Dieser preisgekrönte Stuhl soll das Ende des Manspreadings sein

Wie man Männer am Manspreading hindert? Indem man sie auf Stühle setzt, auf denen sie gar nicht anders sitzen können, meint eine Designerin.

Designerin erhält Preis für "Anti-Manspreading-Stuhl"

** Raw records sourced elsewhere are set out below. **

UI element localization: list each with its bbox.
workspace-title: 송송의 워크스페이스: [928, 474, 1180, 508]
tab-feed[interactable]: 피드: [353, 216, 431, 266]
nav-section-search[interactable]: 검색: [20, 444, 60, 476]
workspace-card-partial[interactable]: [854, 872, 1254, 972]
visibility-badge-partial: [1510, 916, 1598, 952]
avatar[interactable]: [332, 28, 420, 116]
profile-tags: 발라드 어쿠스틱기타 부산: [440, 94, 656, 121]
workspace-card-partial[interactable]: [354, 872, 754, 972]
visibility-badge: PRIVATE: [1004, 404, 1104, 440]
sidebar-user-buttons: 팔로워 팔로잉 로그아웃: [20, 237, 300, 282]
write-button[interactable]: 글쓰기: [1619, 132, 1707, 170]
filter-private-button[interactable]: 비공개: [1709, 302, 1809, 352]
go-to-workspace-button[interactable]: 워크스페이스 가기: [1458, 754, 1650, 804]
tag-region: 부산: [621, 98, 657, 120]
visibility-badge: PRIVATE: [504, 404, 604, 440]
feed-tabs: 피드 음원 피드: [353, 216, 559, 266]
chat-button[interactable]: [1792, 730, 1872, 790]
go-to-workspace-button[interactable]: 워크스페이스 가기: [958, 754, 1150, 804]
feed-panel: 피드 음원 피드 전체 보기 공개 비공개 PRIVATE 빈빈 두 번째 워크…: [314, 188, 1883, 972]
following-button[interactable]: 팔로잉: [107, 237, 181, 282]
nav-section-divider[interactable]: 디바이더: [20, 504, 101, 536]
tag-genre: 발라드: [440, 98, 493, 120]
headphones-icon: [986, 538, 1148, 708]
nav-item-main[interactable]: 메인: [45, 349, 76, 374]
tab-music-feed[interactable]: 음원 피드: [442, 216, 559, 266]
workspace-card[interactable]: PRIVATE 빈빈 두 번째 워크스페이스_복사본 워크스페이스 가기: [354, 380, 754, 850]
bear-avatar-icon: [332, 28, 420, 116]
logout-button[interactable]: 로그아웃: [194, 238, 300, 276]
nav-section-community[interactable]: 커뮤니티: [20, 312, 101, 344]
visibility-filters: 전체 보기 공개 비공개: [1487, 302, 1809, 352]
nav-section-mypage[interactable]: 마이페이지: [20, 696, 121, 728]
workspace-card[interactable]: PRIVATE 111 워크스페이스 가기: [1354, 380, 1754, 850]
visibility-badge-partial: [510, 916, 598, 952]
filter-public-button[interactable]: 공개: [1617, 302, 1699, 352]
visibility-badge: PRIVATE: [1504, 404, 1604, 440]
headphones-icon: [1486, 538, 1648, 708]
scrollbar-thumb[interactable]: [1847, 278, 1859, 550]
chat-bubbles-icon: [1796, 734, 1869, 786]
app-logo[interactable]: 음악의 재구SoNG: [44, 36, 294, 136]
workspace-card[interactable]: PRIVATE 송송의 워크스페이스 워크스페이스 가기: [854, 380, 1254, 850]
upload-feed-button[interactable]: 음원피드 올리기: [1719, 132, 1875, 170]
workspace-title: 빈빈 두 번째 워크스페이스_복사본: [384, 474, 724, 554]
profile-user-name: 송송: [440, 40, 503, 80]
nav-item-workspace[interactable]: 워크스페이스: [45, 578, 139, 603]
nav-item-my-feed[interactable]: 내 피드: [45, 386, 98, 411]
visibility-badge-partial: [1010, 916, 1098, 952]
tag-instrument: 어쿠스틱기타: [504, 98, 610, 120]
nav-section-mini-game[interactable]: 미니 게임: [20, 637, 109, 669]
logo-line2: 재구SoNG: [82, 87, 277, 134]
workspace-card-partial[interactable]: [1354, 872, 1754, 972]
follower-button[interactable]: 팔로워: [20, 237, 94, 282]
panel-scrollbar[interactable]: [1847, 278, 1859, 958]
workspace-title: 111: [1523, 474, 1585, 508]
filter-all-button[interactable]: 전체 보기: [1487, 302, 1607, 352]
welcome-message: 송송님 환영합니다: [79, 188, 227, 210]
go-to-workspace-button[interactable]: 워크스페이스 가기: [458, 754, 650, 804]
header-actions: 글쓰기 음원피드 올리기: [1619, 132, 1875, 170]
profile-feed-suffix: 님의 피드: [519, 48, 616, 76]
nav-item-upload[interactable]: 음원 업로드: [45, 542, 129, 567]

Man kennt das ja: auseinandergeklappte Männerbeine, die in den öffentlichen Verkehrsmitteln Platz für mindestens zwei weitere Personen beanspruchen. Riesige Hoden voll empfindlichen Platzbedürfnisses dürften wohl kaum der Grund dafür sein, es handelt sich eher um Dominanzgesten im öffentlichen Raum. Im deutschsprachigen Twitter wurde erst vor wenigen Wochen darüber diskutiert, wieviel Platz Hoden und Penisse nun tatsächlich brauchen würden. Die Meinungen gingen so weit auseinander, wie die Beine von so manch ambitioniertem Manspreader in der U3: von "sehr viel, Hoden sind super empfindlich" (Männer, ausschließlich) bis zu "Geh bitte!" (FeminstInnen) war alles dabei.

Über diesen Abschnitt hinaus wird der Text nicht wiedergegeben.